In contrast, credit to the private sector—which covers loans to businesses and households—grew modestly to N81.04 trillion. Although private sector credit remains double the size of government borrowing in absolute terms, its sluggish growth rate has sparked concern among economists.

Analysts warn this divergence indicates a “crowding-out” effect, where commercial banks increasingly favor risk-free government debt over lending to the real economy.

“When banks channel a large portion of available funds into Treasury bills and bonds, less credit is available for firms and consumers,” said an independent policy analyst. “This slows down private investment, hampers job creation, and ultimately constrains economic output.”

The surge in public borrowing also threatens to complicate the CBN’s ongoing battle against inflation. Economists warn that domestically financed government borrowing can expand the money supply, fueling inflation—especially in critical household sectors like food and transport.

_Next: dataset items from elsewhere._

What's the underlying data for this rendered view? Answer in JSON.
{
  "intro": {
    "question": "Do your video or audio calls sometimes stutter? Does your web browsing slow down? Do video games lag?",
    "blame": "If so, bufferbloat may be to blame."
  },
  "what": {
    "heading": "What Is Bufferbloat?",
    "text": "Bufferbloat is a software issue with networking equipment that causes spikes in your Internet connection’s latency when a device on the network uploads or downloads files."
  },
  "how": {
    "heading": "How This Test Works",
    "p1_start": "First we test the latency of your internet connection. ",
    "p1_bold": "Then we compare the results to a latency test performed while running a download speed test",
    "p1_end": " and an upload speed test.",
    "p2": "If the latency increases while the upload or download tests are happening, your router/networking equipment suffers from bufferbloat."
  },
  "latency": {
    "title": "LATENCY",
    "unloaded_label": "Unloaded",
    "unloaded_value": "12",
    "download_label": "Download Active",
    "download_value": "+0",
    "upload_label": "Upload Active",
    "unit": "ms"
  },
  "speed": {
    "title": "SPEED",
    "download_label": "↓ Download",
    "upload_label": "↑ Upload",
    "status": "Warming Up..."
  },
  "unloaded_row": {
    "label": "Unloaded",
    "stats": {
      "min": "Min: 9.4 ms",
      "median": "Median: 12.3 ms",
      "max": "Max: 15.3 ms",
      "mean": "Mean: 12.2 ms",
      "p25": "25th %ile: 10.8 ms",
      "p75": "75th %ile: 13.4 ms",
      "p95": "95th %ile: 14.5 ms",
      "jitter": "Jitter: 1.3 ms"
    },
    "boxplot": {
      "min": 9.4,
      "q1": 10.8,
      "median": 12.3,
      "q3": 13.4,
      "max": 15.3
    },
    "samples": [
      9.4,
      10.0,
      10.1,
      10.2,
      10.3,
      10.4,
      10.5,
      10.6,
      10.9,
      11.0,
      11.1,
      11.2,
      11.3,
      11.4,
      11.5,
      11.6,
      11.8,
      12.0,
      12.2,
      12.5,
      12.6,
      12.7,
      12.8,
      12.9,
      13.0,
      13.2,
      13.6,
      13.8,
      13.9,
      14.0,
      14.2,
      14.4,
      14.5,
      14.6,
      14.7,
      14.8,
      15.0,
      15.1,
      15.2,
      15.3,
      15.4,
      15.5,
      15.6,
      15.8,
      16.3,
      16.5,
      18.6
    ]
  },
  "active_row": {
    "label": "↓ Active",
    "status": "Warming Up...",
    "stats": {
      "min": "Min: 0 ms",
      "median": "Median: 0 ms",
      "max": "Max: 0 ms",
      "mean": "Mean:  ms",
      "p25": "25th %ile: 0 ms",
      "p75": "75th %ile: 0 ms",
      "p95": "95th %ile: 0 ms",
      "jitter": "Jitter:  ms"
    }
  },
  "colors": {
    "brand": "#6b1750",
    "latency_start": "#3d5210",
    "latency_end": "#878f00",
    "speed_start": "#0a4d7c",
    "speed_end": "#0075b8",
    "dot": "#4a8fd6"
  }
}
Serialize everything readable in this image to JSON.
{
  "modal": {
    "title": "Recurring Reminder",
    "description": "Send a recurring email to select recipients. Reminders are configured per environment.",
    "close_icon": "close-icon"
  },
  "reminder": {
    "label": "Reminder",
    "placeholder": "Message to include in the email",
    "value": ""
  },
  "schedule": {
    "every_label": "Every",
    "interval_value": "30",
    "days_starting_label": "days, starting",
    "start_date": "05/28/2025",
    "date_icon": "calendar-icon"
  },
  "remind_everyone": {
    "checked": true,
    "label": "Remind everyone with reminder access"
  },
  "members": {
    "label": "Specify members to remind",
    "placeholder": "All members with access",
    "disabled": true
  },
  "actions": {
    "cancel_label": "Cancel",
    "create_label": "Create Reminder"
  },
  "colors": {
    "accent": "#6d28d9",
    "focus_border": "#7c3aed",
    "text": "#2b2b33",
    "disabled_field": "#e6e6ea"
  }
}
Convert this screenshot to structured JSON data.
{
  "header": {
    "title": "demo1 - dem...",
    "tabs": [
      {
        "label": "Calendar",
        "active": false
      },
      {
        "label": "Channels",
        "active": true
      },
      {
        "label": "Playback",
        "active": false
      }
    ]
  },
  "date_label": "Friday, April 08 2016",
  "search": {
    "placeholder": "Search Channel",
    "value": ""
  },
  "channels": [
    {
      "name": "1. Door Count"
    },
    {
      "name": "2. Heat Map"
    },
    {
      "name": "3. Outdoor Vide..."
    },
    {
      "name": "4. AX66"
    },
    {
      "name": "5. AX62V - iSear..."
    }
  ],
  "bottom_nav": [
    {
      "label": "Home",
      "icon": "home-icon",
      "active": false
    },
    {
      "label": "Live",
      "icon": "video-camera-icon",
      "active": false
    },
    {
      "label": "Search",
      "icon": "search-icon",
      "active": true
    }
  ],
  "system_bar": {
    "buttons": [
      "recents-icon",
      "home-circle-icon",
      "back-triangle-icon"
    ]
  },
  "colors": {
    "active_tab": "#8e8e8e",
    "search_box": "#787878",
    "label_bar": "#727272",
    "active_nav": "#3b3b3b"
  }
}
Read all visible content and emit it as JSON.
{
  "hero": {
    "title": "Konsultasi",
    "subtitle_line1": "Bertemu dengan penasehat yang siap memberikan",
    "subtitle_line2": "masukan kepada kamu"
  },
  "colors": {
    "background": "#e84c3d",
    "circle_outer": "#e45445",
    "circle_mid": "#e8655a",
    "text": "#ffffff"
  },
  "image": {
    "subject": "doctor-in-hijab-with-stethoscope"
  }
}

Furthermore, analysts point to the risk of “partial monetization” of the fiscal deficit, where heavy government demand for credit dilutes the CBN’s tight monetary policy stance. High yields on sovereign debt make government papers highly attractive to commercial banks, reducing their incentive to issue riskier loans to the private sector.

While policymakers face the difficult task of balancing infrastructure funding and debt servicing, economists warn of the long-term trade-offs.

Market observers will be closely watching the CBN’s upcoming policy meetings, Treasury yields, and inflation data. If private sector credit remains subdued while public borrowing continues to climb, Nigeria could face a prolonged period of high interest rates, persistent inflation, and stifled private investment.